The Hardmans lived very simply, despite his position as Liverpool's top society photographer, and their very modest furniture and kitchen fittings today look exactly as they did in 1948 when they moved in. There are almost no concessions to modernity.

When the National Trust came in, every item in the house was photographed, cataloged, and removed so that the house could be cleaned, repaired, repainted and restored, and then it was all put back in, laid out as if the Hardmans had just stepped out. Their bicycles are in the hall, and his glasses are on the sideboard. As a museum of life and its artifacts from the 1950s, it is fantastic to see, even if you don't care about the pictures.

But the pictures are fantastic as well. There are a HUNDRED AND FORTY THOUSAND of them! The cataloging job, which has been going on since his death, is not yet complete, but it is one of the finest archives ever discovered. And to think it was all barely rescued from the landfill!

In addition to his portrait photography, which paid the bills, Hardman and his wife both were outstanding and prolific landscape photographers. Seeing them cycling around Lancashire with a large-format Graflex was a common occurrence, and they also went further afield in their car, to all parts of England, Scotland and Wales. His most famous pictures, though, are of Liverpool: the docks, the harbor, the city streets, showing the power and devastation of war, and then the long, slow decline of his once-great city. Perhaps his most famous image is "The Birth of the Ark Royal", showing a stark white navy ship being built at Cammell Laird shipyards in Birkenhead in the background, as a small boy trundles down the steep hillside of Holt Hill in front. You can see the picture here: http://www.bwpics.co.uk/gallery/arkroyal.html, and a wider selection of his work at http://www.mersey-gateway.org/chambrehardman/ -- the site is difficult to navigate, but click on "Hardman's Work" on the left, and then dig down under "Find out More" on the right. Another famous picture, "Museum Steps" is at http://tinyurl.com/33rxcs .

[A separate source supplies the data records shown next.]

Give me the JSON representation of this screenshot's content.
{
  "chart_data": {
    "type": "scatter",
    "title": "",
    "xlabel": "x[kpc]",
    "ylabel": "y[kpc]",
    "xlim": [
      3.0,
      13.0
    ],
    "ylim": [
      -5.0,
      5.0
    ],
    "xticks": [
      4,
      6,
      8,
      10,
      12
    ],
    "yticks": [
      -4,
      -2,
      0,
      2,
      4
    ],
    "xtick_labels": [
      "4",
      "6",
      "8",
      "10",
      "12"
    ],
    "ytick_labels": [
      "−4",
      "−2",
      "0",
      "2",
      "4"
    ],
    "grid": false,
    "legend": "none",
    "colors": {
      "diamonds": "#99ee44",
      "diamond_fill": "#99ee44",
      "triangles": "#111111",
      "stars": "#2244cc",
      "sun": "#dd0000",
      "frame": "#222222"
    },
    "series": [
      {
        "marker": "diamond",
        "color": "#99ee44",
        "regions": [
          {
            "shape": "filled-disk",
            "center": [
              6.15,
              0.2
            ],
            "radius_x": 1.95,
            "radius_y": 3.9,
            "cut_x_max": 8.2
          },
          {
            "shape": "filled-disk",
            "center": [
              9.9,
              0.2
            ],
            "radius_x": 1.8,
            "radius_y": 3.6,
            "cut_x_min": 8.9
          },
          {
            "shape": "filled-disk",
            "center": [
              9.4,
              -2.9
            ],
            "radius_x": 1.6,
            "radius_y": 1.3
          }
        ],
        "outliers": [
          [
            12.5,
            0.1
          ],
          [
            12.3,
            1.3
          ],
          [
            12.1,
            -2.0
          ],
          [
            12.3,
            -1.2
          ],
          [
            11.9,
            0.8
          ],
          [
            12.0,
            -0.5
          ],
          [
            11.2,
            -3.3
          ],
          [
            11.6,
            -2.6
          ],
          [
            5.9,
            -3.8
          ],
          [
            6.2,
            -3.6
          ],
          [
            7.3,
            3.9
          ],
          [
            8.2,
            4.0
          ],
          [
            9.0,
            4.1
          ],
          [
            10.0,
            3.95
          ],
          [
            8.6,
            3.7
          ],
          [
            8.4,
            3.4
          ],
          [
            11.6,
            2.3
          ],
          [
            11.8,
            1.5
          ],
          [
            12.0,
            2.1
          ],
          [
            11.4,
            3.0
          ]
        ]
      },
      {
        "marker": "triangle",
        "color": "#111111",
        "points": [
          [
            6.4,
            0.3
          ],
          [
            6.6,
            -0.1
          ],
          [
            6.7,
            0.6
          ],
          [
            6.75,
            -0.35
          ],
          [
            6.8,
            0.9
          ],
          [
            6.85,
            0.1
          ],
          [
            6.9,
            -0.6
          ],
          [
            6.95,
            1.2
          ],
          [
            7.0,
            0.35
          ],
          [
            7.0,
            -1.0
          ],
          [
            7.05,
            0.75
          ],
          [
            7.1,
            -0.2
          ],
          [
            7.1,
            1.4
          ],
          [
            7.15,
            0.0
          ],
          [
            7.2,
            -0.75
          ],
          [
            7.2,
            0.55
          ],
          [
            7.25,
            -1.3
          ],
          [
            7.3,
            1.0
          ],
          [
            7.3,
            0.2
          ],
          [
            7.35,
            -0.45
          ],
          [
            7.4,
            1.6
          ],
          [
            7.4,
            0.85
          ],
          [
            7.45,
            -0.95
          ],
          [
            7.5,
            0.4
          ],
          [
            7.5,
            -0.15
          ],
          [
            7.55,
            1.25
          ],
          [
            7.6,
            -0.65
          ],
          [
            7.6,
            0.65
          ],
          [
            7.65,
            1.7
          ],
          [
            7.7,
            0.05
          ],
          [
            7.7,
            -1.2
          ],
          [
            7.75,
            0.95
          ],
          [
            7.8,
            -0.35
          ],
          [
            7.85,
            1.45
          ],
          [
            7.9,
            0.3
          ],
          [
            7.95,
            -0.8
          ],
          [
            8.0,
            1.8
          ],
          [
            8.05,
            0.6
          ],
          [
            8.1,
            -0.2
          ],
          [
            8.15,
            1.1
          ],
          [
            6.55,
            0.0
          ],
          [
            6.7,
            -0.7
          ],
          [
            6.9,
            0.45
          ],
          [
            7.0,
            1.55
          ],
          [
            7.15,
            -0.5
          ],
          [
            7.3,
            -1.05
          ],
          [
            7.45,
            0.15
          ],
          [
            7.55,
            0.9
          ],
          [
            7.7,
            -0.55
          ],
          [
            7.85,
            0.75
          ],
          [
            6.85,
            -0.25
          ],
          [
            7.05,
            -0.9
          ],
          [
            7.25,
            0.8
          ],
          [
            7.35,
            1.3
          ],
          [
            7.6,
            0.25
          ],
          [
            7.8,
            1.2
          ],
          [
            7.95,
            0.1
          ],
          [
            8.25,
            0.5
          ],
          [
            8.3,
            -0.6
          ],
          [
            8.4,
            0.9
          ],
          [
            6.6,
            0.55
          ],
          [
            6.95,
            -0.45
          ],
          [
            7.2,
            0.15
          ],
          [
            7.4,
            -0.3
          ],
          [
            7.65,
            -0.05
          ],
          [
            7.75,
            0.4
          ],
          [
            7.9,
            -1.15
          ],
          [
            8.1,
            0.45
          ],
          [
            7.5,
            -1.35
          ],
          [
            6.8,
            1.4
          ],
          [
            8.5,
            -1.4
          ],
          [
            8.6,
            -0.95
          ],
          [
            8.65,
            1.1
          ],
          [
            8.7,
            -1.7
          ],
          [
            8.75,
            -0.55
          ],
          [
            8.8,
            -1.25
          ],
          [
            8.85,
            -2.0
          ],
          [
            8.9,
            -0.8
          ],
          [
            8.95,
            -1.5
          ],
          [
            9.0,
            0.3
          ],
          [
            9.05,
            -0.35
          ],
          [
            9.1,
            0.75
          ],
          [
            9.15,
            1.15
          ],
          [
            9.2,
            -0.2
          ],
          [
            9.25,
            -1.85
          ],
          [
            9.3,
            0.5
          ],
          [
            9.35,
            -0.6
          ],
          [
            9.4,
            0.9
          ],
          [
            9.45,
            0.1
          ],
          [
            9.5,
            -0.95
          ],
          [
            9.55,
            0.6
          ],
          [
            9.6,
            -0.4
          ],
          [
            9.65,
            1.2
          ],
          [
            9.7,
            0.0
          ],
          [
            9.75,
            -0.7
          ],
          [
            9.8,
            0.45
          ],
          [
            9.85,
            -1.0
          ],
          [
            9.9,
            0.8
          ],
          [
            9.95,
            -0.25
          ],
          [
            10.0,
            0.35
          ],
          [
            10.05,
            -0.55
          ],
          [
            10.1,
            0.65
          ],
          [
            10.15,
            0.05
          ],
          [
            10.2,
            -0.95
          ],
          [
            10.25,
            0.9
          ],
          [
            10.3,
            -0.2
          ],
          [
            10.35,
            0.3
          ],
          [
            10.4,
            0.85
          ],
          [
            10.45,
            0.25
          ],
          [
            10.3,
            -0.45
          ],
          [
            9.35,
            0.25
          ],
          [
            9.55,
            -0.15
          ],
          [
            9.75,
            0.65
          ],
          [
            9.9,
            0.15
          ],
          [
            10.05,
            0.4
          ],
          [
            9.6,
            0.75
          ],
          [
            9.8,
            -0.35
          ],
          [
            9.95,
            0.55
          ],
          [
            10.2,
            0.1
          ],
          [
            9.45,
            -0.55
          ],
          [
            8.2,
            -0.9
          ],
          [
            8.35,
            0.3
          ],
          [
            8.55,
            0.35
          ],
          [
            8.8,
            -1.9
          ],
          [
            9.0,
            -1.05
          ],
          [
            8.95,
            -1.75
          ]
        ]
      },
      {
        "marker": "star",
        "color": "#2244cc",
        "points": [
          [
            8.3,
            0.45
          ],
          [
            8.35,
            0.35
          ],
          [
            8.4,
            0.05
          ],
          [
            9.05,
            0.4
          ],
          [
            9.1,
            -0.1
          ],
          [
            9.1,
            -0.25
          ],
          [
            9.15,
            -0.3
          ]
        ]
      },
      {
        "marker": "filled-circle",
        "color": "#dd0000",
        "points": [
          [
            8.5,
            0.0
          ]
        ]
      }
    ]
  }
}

His entire business and personal operation was contained within the house. The portrait studio is still laid out with his cameras and his lighting setup, mostly homemade and rather dangerous-looking. The work darkroom, where an assistant developed the glass plates in a room next to, dare I say it, the bathtub under the coal scuttle -- yes, they kept their coal in the bath! Another darkroom upstairs was where the developed plates where made into prints, and where Hardman and his wife did their own personal work after hours. They appear to have spent almost their entire waking life pursuing this mixed career and hobby. This latter darkroom is still laid out with Mr. H's personal effects. Another room is the office, still filled to the brim with order books, wrapping paper, cartons of photographic paper and chemicals, and the usual detritus of the not-very-modern office. Anyone who has worked in an office before the computers took over the desks will no doubt gasp hundreds of time in recognition.

Perhaps the most remarkable thing about the house is the large and devoted staff. There's a separate person for each room, eight of them in total I think, and they are all (I think) volunteers, and most wear the blue badge of the Guild of Registered Tourist Guides, and on the day of our visit they were without exception impeccably knowledgable and pleasant.

I honestly can't think of any tourist site I've ever enjoyed more, and if you find yourself in Liverpool with a couple of hours to spare, go. Booking ahead is recommended, though we were able to get on a tour -- the only ones -- simply by turning up and booking for the next one starting in 20 minutes. The place is not crowded, but it should be.